Połączenie nie jest prywatne
Osoby atakujące mogą próbować wykraść Twoje informacje ze strony polskiedrogi-tv.pl (na przykład hasła,
Ja bym się nie pierdzielil w tańcu. Tylko ten ta tego
Szkoda, że ciągle brak pomysłu jak chronić jeże (Erinaceus europeus) przed rozjechaniem na drodze. A może ktoś z Was widział jak się to robi tam gdzie trawa jest bardziej zielona?
Kilka lat temu uratowałem małego kota który przestraszony siedział na linii przerywanej. Samochody mijały go o centymetry. Dobry uczynek i jaka satysfakcja. Warto pomagać
Są tu tacy forumowi dosrywacze, co zaraz zaczną wytykać że wszystko było źle.
Omijanie bez kierunkowskazów – źle
Paradowanie po drodze bez kamizelki – źle
Parkowanie na ścieżce rowerowej- źle
Wyebanie ptoka w krzoki, zamiast zawiezc do weteryniorza – źle
Co tam jeszcze?
Są też mądrzy inaczej dla których opisane powyzej omijanie, paradowanie i parkowanie jest dobre.
Nie zaczepiaj mnie, bo zaraz znowu palniesz jakieś bzdury, zrobisz z siebie tłuka i bedziesz musiał sie ratować wmawianiem mi że odwracam jakiegoś kota ogonem i że pisałem coś innego… hehehehe
W takim razie nie pisz głupot.
Chociaż nie, pisz. Każdy wpis na takim forum jest cenny bo podtrzymuje je przy życiu.
ps. nigdy bym nie zgadł że żartujesz, ale skora sam się z tego śmiejesz …
No właśnie widze. Twoje wyjatkowo cenne.
Bo gdybyś nie płodził tych swoich farmazonów razem z tym Podstarzałym Zgredem, co to go chwilowo nie ma i paroma innymi JA i “kszysztofami” to już by tu dawno nie było po co “fajnych” filmików wrzucać i tych “super” kompilacji.
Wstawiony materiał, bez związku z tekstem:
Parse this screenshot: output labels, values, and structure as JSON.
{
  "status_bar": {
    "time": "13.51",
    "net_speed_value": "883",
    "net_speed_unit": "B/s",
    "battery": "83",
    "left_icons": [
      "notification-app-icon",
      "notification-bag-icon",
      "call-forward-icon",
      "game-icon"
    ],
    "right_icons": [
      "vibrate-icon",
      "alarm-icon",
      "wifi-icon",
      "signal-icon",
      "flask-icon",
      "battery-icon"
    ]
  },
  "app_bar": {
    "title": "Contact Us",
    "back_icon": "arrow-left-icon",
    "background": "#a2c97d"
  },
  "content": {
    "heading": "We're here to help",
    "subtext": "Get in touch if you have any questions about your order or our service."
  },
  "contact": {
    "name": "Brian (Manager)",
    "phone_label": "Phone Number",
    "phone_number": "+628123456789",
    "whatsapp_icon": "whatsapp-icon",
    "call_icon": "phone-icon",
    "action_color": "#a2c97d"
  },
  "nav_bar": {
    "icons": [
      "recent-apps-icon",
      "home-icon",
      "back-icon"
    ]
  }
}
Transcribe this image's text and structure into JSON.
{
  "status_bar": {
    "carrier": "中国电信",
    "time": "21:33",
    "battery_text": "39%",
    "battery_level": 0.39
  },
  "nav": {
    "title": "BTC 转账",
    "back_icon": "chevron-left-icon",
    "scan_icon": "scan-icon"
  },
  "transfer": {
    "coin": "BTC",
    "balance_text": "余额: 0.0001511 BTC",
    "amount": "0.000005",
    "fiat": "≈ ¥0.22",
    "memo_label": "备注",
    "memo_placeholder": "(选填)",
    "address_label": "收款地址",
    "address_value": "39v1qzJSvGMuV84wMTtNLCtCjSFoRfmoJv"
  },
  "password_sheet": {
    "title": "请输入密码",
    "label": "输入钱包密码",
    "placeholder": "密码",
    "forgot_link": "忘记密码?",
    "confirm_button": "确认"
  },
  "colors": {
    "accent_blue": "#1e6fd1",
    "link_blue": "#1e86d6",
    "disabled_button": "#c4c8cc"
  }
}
PS1. To nie miał być żaden żart, pisałem całkiem serio.
PS2. Odpowiadając jeszcze na twoje pytanie (bo mi się przypomniało) – nie, nie konwersowaliśmy, bo takich głupiomądrych, co kłapią dziobem bez sensu, jak sratych szoferow i innych tobie podobnych farmazoniarzy, raczej skutecznie unikam.
Piszesz sero a potem to wyśmiewasz – na pewno nie masz gorączki?
gorączki to nie, ale mam temperature .. hehehehehe
ehhh ..znowu sie śmieje z tego co napisałem, kur….tragedia, i co teraz?
dobra hooj, nakryłeś mnie, czy tam zagiąłeś
zadowolony?
poddaje się
A wiesz, że w ostatniej chwili go ominąłem i miałem wyrzuty sumienia, że się nie zatrzymałem.
Im dłużej po ominięciu tej biduli analizowałem sytuację, tym większe miałem wyrzuty, bo zdałem sobie sprawę, że ma jeszcze szanse. Kiedyś (była) teściowa czekała kilka godzin, aż dzięcioł dojdzie do siebie po uderzeniu w szybę domu.